Sunday, March 1, 2009
I took my wife and kids yesterday to the Delaware-James Madison basketball game. It was a fun dynamic, since Meaghan went to JMU and I went to Delaware. The Hens dominating performance, however, caused Meaghan to become somewhat disinterested midway through the first half.
Maya and Kevin enjoyed the concessions, the halftime show and the t-shirts that were thrown into the stands after every made UD three-pointer. (memo to both teams, work the ball inside, it will free up your outside shot).
It wasn't until the end of the game, though, that I got what I needed.
With UD up comfortably and about two minutes to go, Coach Ross began to empty his bench. Anyone who's ever played hoops probably refers to this affectionately as "garbage time." The bench warmers get in the game and try to squeeze off as many shots as possible before the buzzer sounds. Most fans are heading up the steps, or thinking about where to eat after the game.
I know it well, because that was the kind of playing time I got at Delaware.

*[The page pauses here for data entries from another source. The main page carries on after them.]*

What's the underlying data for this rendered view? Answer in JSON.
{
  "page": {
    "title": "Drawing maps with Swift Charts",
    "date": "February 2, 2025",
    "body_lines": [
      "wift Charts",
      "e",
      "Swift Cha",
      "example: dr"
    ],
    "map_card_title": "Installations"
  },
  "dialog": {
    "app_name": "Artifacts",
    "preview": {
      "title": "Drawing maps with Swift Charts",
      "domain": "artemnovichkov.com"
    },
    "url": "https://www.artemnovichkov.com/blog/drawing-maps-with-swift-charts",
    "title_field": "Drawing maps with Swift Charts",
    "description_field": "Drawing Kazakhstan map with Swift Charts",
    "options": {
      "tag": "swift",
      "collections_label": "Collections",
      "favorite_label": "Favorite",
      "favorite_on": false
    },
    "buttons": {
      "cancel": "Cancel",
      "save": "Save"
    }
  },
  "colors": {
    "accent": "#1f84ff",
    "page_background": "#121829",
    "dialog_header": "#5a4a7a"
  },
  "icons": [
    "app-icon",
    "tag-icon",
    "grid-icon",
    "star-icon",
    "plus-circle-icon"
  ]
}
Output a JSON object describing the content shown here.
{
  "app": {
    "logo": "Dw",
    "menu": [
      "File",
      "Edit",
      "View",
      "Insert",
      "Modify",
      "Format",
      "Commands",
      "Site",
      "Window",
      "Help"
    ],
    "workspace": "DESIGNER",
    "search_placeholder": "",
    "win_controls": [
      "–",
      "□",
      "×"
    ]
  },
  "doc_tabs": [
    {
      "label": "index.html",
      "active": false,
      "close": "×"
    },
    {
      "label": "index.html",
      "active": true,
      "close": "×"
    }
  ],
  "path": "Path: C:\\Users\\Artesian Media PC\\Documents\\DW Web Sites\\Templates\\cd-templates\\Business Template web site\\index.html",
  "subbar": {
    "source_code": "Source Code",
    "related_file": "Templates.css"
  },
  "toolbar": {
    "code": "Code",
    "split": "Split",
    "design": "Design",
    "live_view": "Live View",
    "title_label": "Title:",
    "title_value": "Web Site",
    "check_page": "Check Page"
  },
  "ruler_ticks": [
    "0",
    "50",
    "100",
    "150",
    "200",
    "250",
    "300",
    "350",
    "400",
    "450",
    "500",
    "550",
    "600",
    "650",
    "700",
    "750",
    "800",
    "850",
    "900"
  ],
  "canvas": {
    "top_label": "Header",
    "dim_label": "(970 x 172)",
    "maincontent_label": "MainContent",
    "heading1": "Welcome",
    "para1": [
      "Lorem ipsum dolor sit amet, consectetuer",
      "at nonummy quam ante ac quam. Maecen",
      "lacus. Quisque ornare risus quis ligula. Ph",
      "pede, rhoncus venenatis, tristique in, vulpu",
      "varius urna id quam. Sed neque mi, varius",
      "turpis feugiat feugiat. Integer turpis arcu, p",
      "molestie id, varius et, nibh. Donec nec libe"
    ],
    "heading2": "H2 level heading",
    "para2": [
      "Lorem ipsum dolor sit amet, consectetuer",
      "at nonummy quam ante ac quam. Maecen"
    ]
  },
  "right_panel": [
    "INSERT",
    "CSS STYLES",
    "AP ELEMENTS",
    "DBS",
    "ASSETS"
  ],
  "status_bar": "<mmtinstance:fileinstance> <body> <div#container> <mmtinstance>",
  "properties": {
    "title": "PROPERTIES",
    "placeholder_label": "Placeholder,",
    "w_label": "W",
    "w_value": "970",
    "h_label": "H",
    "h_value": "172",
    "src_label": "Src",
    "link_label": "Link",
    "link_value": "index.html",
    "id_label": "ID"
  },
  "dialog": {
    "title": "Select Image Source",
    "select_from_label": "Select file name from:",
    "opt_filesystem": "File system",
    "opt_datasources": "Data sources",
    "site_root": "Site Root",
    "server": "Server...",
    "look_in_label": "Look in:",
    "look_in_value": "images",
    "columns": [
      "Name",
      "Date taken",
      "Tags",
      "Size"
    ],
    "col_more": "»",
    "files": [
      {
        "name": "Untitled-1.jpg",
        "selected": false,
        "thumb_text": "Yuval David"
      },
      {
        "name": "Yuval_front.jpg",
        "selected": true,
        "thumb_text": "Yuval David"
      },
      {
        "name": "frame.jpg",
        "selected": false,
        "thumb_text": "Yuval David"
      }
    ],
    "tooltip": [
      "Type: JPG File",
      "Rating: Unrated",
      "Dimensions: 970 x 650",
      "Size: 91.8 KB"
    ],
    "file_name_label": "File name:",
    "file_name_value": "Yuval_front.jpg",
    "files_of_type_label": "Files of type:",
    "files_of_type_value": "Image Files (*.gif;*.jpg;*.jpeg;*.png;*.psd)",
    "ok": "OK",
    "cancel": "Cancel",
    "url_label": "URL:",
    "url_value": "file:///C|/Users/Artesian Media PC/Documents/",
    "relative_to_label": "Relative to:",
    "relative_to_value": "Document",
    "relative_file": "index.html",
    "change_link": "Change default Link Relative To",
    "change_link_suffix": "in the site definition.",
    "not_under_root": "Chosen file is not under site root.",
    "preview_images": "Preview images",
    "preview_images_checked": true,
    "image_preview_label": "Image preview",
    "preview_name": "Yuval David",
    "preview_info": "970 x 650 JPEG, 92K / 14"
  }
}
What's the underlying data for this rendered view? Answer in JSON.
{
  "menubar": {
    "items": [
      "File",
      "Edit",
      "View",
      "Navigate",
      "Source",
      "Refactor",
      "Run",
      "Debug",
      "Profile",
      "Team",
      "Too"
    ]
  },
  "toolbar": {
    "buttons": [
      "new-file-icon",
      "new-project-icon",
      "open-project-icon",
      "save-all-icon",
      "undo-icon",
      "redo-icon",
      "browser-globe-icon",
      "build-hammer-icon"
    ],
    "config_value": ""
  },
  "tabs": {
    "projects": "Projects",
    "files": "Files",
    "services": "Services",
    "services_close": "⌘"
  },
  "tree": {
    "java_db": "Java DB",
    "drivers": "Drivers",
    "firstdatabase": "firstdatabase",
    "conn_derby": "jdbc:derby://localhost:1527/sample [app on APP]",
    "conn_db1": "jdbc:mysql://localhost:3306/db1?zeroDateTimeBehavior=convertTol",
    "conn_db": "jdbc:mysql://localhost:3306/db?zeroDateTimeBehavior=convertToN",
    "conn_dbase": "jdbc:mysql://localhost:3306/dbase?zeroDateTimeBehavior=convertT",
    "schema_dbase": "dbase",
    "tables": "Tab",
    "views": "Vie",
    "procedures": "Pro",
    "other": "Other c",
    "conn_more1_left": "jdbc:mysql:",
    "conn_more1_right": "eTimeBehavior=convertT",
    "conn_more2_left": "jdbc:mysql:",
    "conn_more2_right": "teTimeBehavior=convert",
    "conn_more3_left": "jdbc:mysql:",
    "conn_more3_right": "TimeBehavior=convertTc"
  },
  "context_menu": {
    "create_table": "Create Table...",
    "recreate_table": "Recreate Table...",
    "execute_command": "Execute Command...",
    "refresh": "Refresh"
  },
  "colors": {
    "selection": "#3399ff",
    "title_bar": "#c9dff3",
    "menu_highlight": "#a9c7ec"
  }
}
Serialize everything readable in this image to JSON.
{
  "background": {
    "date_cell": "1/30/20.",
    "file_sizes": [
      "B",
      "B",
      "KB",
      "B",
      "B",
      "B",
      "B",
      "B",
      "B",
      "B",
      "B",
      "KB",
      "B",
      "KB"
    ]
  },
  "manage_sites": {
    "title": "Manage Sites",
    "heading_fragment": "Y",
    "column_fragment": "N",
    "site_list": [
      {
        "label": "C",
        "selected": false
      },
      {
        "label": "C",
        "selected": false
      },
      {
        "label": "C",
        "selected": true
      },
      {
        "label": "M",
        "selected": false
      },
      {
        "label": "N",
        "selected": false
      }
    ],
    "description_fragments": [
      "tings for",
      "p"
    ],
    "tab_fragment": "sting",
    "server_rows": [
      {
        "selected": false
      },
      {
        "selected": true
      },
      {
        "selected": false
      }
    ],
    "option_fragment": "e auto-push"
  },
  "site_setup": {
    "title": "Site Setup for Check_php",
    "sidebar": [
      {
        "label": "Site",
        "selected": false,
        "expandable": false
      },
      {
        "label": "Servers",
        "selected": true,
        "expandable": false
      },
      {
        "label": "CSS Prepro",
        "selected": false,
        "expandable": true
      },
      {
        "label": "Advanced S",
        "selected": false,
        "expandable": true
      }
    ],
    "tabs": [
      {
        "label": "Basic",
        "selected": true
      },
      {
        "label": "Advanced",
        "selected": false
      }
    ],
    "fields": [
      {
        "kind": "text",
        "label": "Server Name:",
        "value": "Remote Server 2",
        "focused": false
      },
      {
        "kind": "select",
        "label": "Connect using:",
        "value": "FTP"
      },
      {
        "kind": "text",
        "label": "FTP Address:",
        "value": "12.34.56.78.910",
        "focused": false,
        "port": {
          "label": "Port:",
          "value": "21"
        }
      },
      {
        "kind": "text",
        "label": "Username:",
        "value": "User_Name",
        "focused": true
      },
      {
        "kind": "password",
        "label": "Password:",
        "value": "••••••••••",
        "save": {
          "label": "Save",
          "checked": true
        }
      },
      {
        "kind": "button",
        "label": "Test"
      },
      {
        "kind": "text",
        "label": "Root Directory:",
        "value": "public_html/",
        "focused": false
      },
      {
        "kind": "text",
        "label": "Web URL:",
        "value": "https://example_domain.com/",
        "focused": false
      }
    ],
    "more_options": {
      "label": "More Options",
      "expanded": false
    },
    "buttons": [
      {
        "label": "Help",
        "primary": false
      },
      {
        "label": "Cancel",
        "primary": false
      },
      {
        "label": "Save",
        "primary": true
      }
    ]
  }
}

This is, of course, with the exception of a road game at William & Mary when the first string off-guard was injured and the second string off-guard picked up his third foul in the first half. I seriously think the coach contemplated asking the ref if we could compete with four players before he pointed a finger at me and waved me in the game. I did well, though.
I'm getting distracted though, because this post isn't about me. It's about Samer Madarani.
If you look at his bio on the website, you'll see that he's a 5-10 150-pound walk-on freshman point guard who went to high school locally (all-conference, not bad), but that's not why this post is about him.
If you look at the boxscore, you'll see that his line was: 1 minute, 1-2 from the line, and a turnover, but that's not why this post is about him.
If you look at his season stats, you'll quickly realize that yesterday was his first points of the season, and then you might start to get the picture.
For 36 seconds, Madarani was all over the floor. He broke the press, got fouled on the way to the hoop, and then, with about seven seconds left in the game, he dove through the legs of the tallest player on the court in an effort to steal the ball away.
Seven seconds left.
Delaware was up by 14.
Some people were already in the parking lot.
I don't know Samer Madarani other than his picture in the program. And it's safe to say that I'll never know him well enough to tell him what he did to inspire a 38 year-old ballplayer with aching knees, ankles, and the equivalent of a small child's weight hanging on him since his playing days.
But I saw all I needed to see in those 36 seconds to know what kind of player he probably was in every Blue Hen practice this season.
And how much his teammates appreciate him.
And how proud that coaching staff is of him.
Now, where the hell did I put my sneakers?